This repository contains the code for a project that classifies audio files into different types of urban sounds using machine learning techniques. The project consists of three main components: a convolutional neural network (CNN) model trained on a dataset of urban sounds, a Flask API to deploy the trained model, and a Flutter mobile application that allows users to upload audio files and receive the predicted class probabilities.
The following libraries are required to run the project:
- TensorFlow 2.x
- librosa
- Flask
- numpy
- pandas
- scikit-learn
- Flutter SDK
The CNN model is built using TensorFlow 2.x and trained on a dataset of 8732 audio files that belong to 10 different classes of urban sounds. The model architecture consists of 4 convolutional layers, 2 pooling layers, and 2 fully connected layers. The input layer of the model takes a tensor of shape (batch_size, 40, 174, 1) where batch_size is the number of training examples in each batch. The output layer is a softmax layer that returns the predicted class probabilities. The model is trained for 30 epochs using a batch size of 64 and achieves an accuracy of 93.9% on the test set.
The Flask API is used to deploy the trained CNN model and provide a way for the Flutter app to make predictions on new audio files.

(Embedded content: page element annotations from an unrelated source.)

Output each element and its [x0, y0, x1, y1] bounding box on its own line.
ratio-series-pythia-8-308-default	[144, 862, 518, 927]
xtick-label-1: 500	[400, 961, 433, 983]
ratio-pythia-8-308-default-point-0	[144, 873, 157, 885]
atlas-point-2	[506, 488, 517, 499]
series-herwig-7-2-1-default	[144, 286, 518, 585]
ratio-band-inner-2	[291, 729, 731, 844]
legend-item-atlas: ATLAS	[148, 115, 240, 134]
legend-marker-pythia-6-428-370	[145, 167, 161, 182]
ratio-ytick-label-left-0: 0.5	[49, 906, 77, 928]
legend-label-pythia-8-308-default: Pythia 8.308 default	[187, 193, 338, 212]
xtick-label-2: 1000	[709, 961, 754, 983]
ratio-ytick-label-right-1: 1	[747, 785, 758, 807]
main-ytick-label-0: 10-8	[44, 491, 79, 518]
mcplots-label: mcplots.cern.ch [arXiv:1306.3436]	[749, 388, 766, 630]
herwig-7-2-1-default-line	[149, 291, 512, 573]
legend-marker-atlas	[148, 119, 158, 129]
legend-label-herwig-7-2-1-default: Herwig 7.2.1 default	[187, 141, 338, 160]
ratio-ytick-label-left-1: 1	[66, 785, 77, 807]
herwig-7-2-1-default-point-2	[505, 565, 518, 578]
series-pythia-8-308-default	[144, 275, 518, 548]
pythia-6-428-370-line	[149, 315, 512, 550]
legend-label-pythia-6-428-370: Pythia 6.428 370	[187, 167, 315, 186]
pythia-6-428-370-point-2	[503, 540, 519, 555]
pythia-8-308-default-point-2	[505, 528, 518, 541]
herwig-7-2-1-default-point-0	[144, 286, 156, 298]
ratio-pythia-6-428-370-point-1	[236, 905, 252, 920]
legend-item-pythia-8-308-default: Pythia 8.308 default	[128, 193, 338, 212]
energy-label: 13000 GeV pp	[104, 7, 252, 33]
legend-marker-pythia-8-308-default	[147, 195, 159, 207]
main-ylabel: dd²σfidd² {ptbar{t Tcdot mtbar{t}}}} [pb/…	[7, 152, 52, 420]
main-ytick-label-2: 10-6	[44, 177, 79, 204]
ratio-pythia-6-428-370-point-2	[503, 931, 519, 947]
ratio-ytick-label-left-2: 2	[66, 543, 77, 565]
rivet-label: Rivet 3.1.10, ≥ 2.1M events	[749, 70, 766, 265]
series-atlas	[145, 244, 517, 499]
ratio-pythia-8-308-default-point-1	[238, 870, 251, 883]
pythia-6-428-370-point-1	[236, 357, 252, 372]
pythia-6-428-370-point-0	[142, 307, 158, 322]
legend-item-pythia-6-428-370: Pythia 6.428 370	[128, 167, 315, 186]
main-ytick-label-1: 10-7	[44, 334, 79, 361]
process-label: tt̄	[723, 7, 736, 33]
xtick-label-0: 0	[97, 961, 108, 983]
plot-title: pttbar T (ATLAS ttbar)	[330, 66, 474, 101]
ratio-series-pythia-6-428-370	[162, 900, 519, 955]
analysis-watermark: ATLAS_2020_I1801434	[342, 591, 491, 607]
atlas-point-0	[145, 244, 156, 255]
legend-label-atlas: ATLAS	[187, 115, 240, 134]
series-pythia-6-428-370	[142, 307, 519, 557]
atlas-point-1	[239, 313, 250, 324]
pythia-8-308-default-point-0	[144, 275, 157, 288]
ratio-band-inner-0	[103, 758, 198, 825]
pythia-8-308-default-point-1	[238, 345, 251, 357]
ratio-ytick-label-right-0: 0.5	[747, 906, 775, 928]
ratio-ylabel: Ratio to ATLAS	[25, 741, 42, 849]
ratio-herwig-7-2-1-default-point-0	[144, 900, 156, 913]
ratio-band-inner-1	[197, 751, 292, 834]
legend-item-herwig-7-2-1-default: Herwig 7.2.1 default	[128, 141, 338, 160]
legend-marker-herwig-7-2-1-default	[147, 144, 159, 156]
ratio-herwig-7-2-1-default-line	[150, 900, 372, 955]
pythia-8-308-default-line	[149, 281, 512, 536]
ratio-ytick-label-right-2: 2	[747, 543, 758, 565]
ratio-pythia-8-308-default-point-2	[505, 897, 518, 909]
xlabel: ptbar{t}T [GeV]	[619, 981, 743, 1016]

The API exposes a single route /predict that accepts audio files in WAV format and returns the predicted class probabilities. The API is built using Flask and is hosted on an AWS EC2 instance.
To host the Flask app on an AWS EC2 instance, follow these steps:
- Launch an EC2 instance on AWS and configure it with a public IP address.
- Connect to the instance using SSH.
- Install the required libraries using pip install -r requirements.txt.
- Copy the code for the Flask app (app.py) to the instance.
- Import the model into your SSH instance.
- follow the steps from the the youtube playlist https://www.youtube.com/playlist?list=PL5KTLzN85O4KTCYzsWZPTP0BfRj6I_yUP videos 3-5.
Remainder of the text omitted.